Reason # 2: SIP is secure.

It's true. SIP, like all IETF-based proposals, leverages the rich capabilities of all underlying services of the Internet environment:
• Internet Protocol
• http
and more.

2.    SIP is secure.
There are tradeoffs of interoperability and cost when considering security. After all, simple standards make it easier to interoperate within a multi-vendor network. It does however potentially open the network to potential abuse. That’s where strong authentication and privacy services need to be part of the equation, as options to offer control and privacy, as appropriate so that the tradeoffs do not interfere with the primary business benefit of standard – to enable long investment life through interchangeable vendors, services, applications and devices.

The IETF framework for SIP enables a rich set of standards for authentication and privacy. There are standards for secure SIP, secure RTCP and secure RTP. These capabilities leverage IETF proposals for the use of standard implementations such as Transport Layer Security (TLS) for robust session privacy service, Secure/Multi-part Internet Mail Extensions (S/MIME) for session control packet privacy.

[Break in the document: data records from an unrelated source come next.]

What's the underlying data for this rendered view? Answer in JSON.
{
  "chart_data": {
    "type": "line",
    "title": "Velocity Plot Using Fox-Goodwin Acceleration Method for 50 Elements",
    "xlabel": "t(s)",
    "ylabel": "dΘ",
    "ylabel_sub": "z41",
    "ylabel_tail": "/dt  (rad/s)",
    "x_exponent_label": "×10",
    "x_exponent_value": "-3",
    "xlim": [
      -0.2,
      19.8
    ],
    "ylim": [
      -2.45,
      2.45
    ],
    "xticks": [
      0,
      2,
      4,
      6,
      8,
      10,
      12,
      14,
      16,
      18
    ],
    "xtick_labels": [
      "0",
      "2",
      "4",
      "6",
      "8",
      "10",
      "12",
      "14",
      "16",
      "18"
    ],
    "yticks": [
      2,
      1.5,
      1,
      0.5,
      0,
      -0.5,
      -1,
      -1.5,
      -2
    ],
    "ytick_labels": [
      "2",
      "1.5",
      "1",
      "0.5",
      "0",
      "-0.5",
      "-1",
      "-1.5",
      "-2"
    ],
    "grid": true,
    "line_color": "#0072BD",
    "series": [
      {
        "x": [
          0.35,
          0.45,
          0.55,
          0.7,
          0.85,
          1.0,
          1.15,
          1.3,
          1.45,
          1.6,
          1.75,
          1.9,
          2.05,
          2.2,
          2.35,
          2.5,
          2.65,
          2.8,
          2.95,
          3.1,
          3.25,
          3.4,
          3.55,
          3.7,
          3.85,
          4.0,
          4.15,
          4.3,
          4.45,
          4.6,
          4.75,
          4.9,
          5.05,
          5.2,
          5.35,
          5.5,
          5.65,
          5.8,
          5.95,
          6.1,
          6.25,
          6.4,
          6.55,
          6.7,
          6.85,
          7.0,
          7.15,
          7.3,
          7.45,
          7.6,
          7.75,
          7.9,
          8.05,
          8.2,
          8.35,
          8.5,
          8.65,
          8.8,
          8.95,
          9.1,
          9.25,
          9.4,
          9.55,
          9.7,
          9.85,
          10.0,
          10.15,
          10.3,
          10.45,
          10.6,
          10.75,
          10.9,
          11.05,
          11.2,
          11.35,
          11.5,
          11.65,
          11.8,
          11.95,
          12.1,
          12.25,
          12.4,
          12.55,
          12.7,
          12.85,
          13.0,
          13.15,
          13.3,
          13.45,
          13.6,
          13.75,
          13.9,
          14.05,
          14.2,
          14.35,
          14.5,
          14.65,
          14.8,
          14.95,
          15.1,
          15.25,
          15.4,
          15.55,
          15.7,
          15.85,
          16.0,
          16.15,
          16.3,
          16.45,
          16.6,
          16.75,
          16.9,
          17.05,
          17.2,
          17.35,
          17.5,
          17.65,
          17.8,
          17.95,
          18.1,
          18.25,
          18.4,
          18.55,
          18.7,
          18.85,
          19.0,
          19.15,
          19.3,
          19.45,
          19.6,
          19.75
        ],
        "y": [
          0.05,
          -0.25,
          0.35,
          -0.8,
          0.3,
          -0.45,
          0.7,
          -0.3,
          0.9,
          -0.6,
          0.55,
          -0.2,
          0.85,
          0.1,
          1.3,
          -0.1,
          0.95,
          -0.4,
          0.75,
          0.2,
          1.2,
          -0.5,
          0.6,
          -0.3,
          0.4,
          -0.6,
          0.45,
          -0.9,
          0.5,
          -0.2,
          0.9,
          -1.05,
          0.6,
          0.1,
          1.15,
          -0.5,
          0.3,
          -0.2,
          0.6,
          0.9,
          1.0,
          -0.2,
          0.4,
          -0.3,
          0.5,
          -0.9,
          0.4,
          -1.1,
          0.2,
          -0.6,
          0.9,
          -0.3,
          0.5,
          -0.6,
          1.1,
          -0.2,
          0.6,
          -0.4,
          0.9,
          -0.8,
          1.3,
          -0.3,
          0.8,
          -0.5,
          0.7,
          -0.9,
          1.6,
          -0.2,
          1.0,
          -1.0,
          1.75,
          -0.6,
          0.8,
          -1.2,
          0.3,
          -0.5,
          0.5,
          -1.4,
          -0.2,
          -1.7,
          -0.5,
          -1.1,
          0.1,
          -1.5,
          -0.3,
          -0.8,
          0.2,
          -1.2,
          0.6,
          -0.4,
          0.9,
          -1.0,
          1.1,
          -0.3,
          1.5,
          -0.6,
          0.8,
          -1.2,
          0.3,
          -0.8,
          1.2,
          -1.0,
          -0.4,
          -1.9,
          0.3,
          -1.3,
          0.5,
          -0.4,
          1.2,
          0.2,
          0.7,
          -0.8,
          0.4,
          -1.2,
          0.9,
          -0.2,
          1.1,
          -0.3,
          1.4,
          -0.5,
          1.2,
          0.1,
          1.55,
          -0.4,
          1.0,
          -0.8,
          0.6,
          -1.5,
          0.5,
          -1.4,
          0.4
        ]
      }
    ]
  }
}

Most vendors implementing H.323, for example, offers no such options, choosing instead to implement proprietary derivatives to facilitate rudimentary forms of privacy in first generation IP PBX devices. This is closest to the PBX vendor approaches of the past two decades where proprietary digital signaling protocols were implemented on endpoints and PBX fabric. This had the effect of nominally-better security, but considerably more vendor-specific lock-in, since the most useful features such as call forward, hold and so on, did not work at the lowest ‘standard’ level.